Dalam rapat tersebut, Jenderal Listyo Sigit menegaskan bahwa dirinya lebih memilih dicopot dari jabatan Kapolri daripada harus menyetujui penggabungan Polri dengan Kemendagri. Menurutnya, penggabungan tersebut berpotensi membahayakan kekuatan negara, bahkan dapat mengancam posisi Presiden sebagai pemegang kekuasaan tertinggi pemerintahan.
“Polri harus berdiri sendiri dan berada langsung di bawah Presiden agar institusi ini tetap kuat dan profesional,” tegas Kapolri di hadapan anggota Komisi III DPR RI.
Pernyataan Kapolri itu mendapat dukungan luas dari berbagai elemen masyarakat, salah satunya datang dari Maluku. Dali Sowakil, Kepala Satuan Koordinator Wilayah (Kasat Korwil) Barisan Ansor Serbaguna (Banser) Provinsi Maluku, secara terbuka menyatakan dukungan penuh terhadap sikap Kapolri tersebut.

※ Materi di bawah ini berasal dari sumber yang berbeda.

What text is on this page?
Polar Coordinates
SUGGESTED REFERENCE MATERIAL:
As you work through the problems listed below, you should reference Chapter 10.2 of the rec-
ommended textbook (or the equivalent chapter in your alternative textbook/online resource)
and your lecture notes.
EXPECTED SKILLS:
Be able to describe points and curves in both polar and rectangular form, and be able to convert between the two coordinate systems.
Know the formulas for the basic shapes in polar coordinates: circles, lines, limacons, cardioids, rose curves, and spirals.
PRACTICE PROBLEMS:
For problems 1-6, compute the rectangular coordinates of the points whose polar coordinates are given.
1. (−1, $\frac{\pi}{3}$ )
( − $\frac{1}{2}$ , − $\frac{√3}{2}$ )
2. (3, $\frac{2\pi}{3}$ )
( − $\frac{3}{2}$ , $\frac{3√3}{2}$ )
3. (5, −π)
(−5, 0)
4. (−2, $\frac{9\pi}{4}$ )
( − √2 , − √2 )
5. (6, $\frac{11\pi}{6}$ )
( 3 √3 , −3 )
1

Saat diwawancarai tim media Kawannews, Dali Sowakil menilai pernyataan Kapolri sebagai bentuk keberanian moral dan komitmen menjaga stabilitas negara. Menurutnya, Polri yang independen merupakan salah satu pilar penting dalam menjaga demokrasi, keamanan nasional, serta keutuhan Negara Kesatuan Republik Indonesia.
“Kapolri menyampaikan sikap yang sangat tegas dan visioner. Ini bukan soal jabatan, tetapi soal keselamatan negara dan masa depan demokrasi. Kami di Banser Maluku mendukung penuh Polri tetap berdiri mandiri,” ujar Dali Sowakil.
Dali menambahkan, dukungan tersebut merupakan bentuk tanggung jawab moral Banser sebagai organisasi yang konsisten menjaga nilai kebangsaan dan konstitusi. Ia berharap seluruh elemen bangsa dapat melihat persoalan ini secara jernih dan mengutamakan kepentingan negara di atas kepentingan politik sesaat.
Dukungan dari tokoh daerah seperti Dali Sowakil menegaskan bahwa sikap Kapolri tidak hanya mendapat perhatian di tingkat pusat, tetapi juga memperoleh simpati dan legitimasi dari akar rumput di daerah.